Unfortunately, I haven't been able to track down my favorite figure, the 4th on the above list. Knowing SUNY's share of NY per capita income would be the best way of comparing levels across the region and the country.

Some of this data is publicly available, though. From the Grapevine study I linked to above, I found out that I'm paying a little bit more than the state average into the SUNY system this academic year. But even if I broke into six figures (and I'm not even close), my total commitment to SUNY via taxes would be just over $525 per $100K. That's a lot more than I donate to Hamilton College each year (Princeton doesn't need my money). Restoring progressivity to NY's tax system would allow those who benefitted the most from their own higher education to contribute their fair share to provide opportunities for the next generation--and an incentive to reduce their taxes via private giving to higher ed.

In addition, SUNY has been sharing some of this data with state-wide and campus governance leaders.  Assuming they're using the same calculations as Newfield for "core operations," the level of state support for SUNY core operations is comparable to his figures.  General fund support bounced around in the high 60% and low 70% range in the early '90s, declined sharply into the low 60% range in the late '90s, climbed into the mid-60% range for the first 3 years of the 2000s, plunged sharply again for the next 3 years into the mid-50% range, recovered for the next 3 years into the high 50% and low 60% range, and then dropped sharply again this academic year to near 50%.   But all signs suggest that 2010-2011 and 2011-2012 will see us fall into the low-to-mid 40% range. So in a sense UC's fortunes could be understood as the "canary in the mineshaft" for SUNY. While both systems suffered large cuts in 1995 and 2003, SUNY managed to keep significantly more state support for core operations. But we're approaching where UC was back in 2005-2006.

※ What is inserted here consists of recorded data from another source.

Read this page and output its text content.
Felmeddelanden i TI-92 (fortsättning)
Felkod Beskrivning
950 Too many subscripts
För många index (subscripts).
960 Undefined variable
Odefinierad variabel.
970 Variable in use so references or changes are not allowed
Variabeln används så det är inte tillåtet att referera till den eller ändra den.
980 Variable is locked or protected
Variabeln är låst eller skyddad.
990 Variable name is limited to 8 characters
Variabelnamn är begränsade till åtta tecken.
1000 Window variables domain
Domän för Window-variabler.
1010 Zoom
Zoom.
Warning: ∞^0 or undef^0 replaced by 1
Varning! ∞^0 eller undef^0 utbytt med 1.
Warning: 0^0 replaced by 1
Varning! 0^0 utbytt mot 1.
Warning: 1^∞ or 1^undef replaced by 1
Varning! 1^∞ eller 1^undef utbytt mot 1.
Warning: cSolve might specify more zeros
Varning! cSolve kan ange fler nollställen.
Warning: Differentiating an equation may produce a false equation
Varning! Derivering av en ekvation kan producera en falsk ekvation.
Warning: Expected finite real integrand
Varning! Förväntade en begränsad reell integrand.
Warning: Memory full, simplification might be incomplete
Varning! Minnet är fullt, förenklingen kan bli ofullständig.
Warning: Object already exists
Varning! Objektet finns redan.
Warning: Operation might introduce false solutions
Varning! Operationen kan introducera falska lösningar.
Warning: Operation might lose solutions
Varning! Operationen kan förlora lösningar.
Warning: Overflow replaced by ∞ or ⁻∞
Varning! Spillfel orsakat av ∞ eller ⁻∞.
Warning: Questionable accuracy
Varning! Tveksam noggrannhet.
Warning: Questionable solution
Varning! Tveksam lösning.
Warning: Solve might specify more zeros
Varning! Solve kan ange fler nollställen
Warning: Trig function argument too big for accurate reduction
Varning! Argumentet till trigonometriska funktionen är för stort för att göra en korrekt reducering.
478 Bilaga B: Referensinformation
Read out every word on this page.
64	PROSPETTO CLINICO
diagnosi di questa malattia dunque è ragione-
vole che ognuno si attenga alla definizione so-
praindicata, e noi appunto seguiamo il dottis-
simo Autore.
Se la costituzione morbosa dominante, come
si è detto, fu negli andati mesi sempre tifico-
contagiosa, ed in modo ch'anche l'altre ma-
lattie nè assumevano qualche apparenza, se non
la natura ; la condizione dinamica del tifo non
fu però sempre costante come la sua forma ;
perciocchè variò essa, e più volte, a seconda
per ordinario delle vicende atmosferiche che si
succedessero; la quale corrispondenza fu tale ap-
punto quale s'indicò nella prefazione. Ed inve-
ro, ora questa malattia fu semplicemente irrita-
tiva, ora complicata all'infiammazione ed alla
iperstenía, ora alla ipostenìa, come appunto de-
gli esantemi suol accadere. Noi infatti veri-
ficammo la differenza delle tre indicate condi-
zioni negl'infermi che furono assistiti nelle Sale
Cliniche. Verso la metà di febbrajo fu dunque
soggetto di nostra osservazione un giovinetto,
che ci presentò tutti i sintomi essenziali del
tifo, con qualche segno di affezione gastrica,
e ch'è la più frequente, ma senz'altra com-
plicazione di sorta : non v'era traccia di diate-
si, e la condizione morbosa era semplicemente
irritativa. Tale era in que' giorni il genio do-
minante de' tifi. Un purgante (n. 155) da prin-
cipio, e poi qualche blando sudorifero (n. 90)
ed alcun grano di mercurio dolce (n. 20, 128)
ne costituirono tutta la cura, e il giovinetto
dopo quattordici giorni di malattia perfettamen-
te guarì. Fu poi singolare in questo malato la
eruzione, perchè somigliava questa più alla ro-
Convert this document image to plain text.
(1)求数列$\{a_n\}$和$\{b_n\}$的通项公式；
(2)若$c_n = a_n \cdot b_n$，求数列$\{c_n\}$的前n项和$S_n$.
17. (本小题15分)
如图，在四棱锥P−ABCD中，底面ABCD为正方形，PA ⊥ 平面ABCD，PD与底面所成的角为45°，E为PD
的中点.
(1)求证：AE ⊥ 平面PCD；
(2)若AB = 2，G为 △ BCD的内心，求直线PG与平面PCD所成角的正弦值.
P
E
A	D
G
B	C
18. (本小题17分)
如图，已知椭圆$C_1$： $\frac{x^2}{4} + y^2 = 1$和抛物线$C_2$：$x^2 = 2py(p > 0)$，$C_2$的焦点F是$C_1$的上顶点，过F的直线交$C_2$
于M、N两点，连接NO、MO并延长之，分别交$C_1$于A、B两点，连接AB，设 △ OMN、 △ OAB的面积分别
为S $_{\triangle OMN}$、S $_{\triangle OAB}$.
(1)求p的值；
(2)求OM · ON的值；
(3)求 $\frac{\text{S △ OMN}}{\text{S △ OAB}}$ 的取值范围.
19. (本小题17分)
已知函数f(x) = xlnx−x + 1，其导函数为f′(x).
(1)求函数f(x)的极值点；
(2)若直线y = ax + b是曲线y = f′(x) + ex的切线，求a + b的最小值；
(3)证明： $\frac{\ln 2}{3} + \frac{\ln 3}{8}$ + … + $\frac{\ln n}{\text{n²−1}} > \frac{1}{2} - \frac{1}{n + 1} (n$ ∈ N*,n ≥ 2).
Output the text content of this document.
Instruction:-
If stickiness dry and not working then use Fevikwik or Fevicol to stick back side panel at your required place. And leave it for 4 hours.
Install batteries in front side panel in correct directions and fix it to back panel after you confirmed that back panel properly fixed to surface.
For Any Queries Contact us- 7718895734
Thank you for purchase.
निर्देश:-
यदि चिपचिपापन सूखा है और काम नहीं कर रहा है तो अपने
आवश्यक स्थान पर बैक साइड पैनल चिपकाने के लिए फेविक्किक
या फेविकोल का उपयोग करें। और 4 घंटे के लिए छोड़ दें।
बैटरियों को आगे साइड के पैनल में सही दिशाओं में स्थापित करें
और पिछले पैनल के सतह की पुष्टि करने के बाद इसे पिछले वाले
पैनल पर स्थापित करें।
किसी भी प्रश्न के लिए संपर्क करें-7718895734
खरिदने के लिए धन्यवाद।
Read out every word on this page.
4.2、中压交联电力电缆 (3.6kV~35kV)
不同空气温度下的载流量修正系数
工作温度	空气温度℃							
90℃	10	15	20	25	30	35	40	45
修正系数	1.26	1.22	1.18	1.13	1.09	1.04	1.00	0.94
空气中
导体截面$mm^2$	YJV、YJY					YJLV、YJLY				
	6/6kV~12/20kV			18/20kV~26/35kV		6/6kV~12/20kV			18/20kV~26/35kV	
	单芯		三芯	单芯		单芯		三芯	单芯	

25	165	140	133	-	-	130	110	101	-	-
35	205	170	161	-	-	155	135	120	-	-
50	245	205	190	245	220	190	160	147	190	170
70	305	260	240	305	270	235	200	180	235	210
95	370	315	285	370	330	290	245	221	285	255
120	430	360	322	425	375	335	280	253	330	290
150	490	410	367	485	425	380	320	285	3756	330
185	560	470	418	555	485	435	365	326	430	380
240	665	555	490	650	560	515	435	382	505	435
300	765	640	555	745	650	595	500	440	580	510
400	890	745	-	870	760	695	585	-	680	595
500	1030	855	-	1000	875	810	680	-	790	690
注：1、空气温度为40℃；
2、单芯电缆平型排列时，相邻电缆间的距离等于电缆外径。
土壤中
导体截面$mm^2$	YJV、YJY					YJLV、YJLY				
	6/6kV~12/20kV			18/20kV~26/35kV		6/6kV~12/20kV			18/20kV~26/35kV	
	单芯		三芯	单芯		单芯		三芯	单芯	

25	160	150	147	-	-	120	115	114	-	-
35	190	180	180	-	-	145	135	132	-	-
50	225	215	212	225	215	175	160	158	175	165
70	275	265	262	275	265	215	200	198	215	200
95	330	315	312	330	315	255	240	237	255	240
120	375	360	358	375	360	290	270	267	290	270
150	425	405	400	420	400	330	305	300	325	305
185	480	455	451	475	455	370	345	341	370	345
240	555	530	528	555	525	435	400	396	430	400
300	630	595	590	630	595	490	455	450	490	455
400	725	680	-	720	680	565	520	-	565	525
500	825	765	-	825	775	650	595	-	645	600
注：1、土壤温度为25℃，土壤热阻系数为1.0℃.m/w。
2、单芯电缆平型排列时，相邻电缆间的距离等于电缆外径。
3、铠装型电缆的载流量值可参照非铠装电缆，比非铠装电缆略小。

It's worth noting, however, that university colleges like my own institution have been bearing a disproportionate share of the costs of declining state support within the SUNY system. The average share of state support for the comprehensives tends to lag about 15 percentage points behind the doctorates in SUNY. Whereas the doctorates have fallen from the high 50% range to the low 50% range in the last 3 academic years, the comprehensives have declined from the mid-40% range to the mid-30% range. And in fact at SUNY Fredonia, the state's share will fall below 20% for next academic year if the Governor's cuts go through. This is because we gain revenue not only from student tuition and fees (along with a relatively low level of financial aid compared to our peer institutions in SUNY), but also from residence halls, food services, and the campus bookstore. It's often quoted that our Faculty Student Association's activities generate more revenue for the campus than does state support. I wouldn't be surprised if the average regular at our campus Starbucks (a franchise run by our FSA) spends more in a year than she is taxed by the state to support SUNY Fredonia.

And that trend is likely to accelerate here and across the state in the next several years, whether or not the PHEE&IA passes. If it does go down in flames, students are likely to see a much higher tuition increase than they otherwise would have gotten. If they think they have a better chance of influencing New York's dysfunctional political system than their local campus leadership, more power to them. They'll need it.

We'll all need it, in fact. We'll need a range of tactics and a concerted effort to craft an overall strategy to bring the figures Newfield suggests we track back to equitable and sustainable levels.